A militarização do ensino, para o professor, não é capaz de resolver um problema central nas escolas públicas situadas em regiões carentes: a falta de estrutura familiar. “Eles não têm como controlar e mudar isso, e é uma das questões mais sérias. A falta de alimentação, as dificuldades da família, as questões materiais, tudo isso desemboca na escola”, argumenta. O especialista vê também o risco de precarização dos professores com a entrada de profissionais sem formação específica para a educação nos colégios.

Um dos pontos mais graves, para o especialista, é o risco de que a padronização provoque um retrocesso nas políticas afirmativas e de diversidade. “Quando você enxerga uma escola dessa forma, deixa padronizada, com os alunos acuados. Então, sai do processo educacional e passa para o processo punitivo. Com isso, toda a política para diversidade pode se perder”, analisa.

Formação cívica

O doutor em sociologia pela UnB Antônio Flávio Testa avalia a iniciativa por outro viés. Para ele, a militarização do ensino é um grande acerto e pode contribuir para a melhoria da educação brasileira.

“Traz para os alunos a formação cívica, uma educação que eles nem sempre recebem. Escolas assim são muito necessárias, principalmente nesse momento, em que o Brasil precisa rever o projeto pedagógico”, acredita.
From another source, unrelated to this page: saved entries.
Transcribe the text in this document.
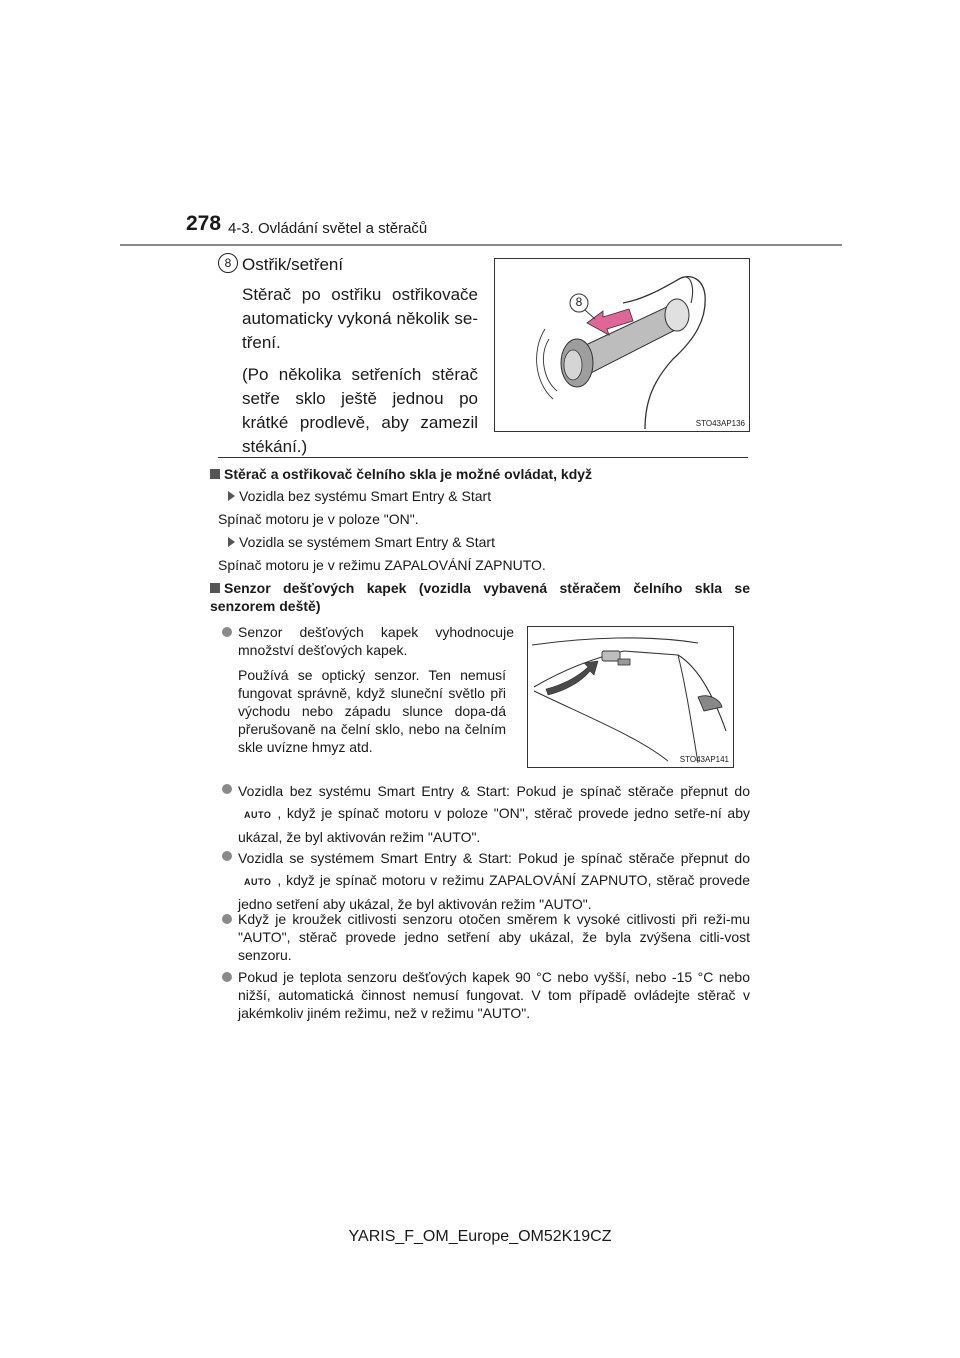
278 4-3. Ovládání světel a stěračů
8 Ostřik/setření

Stěrač po ostřiku ostřikovače automaticky vykoná několik se-tření.

(Po několika setřeních stěrač setře sklo ještě jednou po krátké prodlevě, aby zamezil stékání.)

8
STO43AP136
Stěrač a ostřikovač čelního skla je možné ovládat, když
Vozidla bez systému Smart Entry & Start
Spínač motoru je v poloze "ON".
Vozidla se systémem Smart Entry & Start
Spínač motoru je v režimu ZAPALOVÁNÍ ZAPNUTO.
Senzor dešťových kapek (vozidla vybavená stěračem čelního skla se senzorem deště)
Senzor dešťových kapek vyhodnocuje množství dešťových kapek.
Používá se optický senzor. Ten nemusí fungovat správně, když sluneční světlo při východu nebo západu slunce dopa-dá přerušovaně na čelní sklo, nebo na čelním skle uvízne hmyz atd.
STO43AP141
Vozidla bez systému Smart Entry & Start: Pokud je spínač stěrače přepnut do AUTO , když je spínač motoru v poloze "ON", stěrač provede jedno setře-ní aby ukázal, že byl aktivován režim "AUTO".
Vozidla se systémem Smart Entry & Start: Pokud je spínač stěrače přepnut do AUTO , když je spínač motoru v režimu ZAPALOVÁNÍ ZAPNUTO, stěrač provede jedno setření aby ukázal, že byl aktivován režim "AUTO".
Když je kroužek citlivosti senzoru otočen směrem k vysoké citlivosti při reži-mu "AUTO", stěrač provede jedno setření aby ukázal, že byla zvýšena citli-vost senzoru.
Pokud je teplota senzoru dešťových kapek 90 °C nebo vyšší, nebo -15 °C nebo nižší, automatická činnost nemusí fungovat. V tom případě ovládejte stěrač v jakémkoliv jiném režimu, než v režimu "AUTO".
YARIS_F_OM_Europe_OM52K19CZ
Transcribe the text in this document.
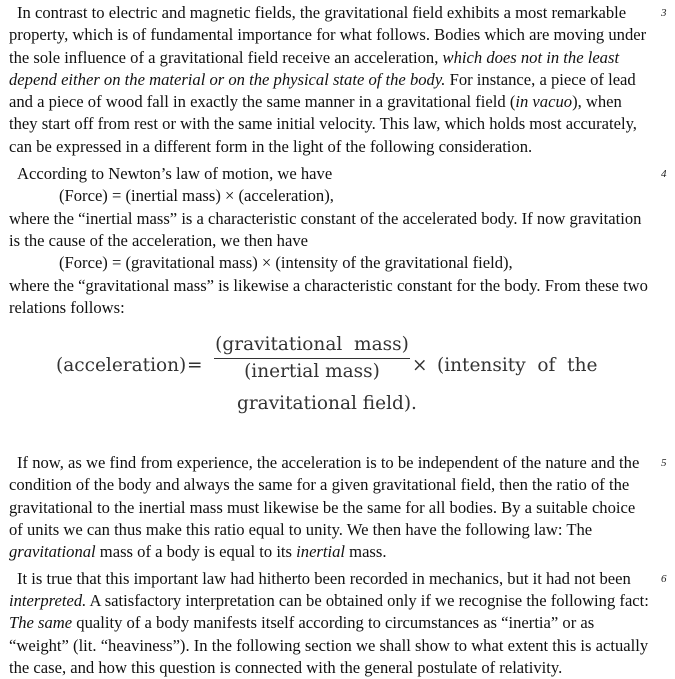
3
In contrast to electric and magnetic fields, the gravitational field exhibits a most remarkable property, which is of fundamental importance for what follows. Bodies which are moving under the sole influence of a gravitational field receive an acceleration, which does not in the least depend either on the material or on the physical state of the body. For instance, a piece of lead and a piece of wood fall in exactly the same manner in a gravitational field (in vacuo), when they start off from rest or with the same initial velocity. This law, which holds most accurately, can be expressed in a different form in the light of the following consideration.

4
According to Newton’s law of motion, we have

(Force) = (inertial mass) × (acceleration),

where the “inertial mass” is a characteristic constant of the accelerated body. If now gravitation is the cause of the acceleration, we then have

(Force) = (gravitational mass) × (intensity of the gravitational field),

where the “gravitational mass” is likewise a characteristic constant for the body. From these two relations follows:

(acceleration) =
(gravitational  mass)
(inertial mass)	× (intensity  of  the
gravitational field).

5
If now, as we find from experience, the acceleration is to be independent of the nature and the condition of the body and always the same for a given gravitational field, then the ratio of the gravitational to the inertial mass must likewise be the same for all bodies. By a suitable choice of units we can thus make this ratio equal to unity. We then have the following law: The gravitational mass of a body is equal to its inertial mass.

6
It is true that this important law had hitherto been recorded in mechanics, but it had not been interpreted. A satisfactory interpretation can be obtained only if we recognise the following fact: The same quality of a body manifests itself according to circumstances as “inertia” or as “weight” (lit. “heaviness”). In the following section we shall show to what extent this is actually the case, and how this question is connected with the general postulate of relativity.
“Se o GDF tiver condições de ampliar esse modelo, será relevante, principalmente nas áreas mais carentes. Temos exemplos com bom resultado em Goiás, no Entorno”, alega.

No estado vizinho, há 60 escolas com participação da PM na gestão. A medida, para o sociólogo, também contribui para a segurança pública.

“Você diminui o risco de crianças serem capturadas pelo crime organizado. Elas começam a conviver com outros valores, criam uma outra lógica, que pode ser muito eficaz”, explica Testa.

Para o professor da UnB e doutor em sociologia pela Universidade de Erlangen-Nuremberga (Alemanha) Lúcio de Brito Castelo Branco, o modelo militarizado é uma “resposta à anarquia e à diluição da ordem que tomou conta das escolas”.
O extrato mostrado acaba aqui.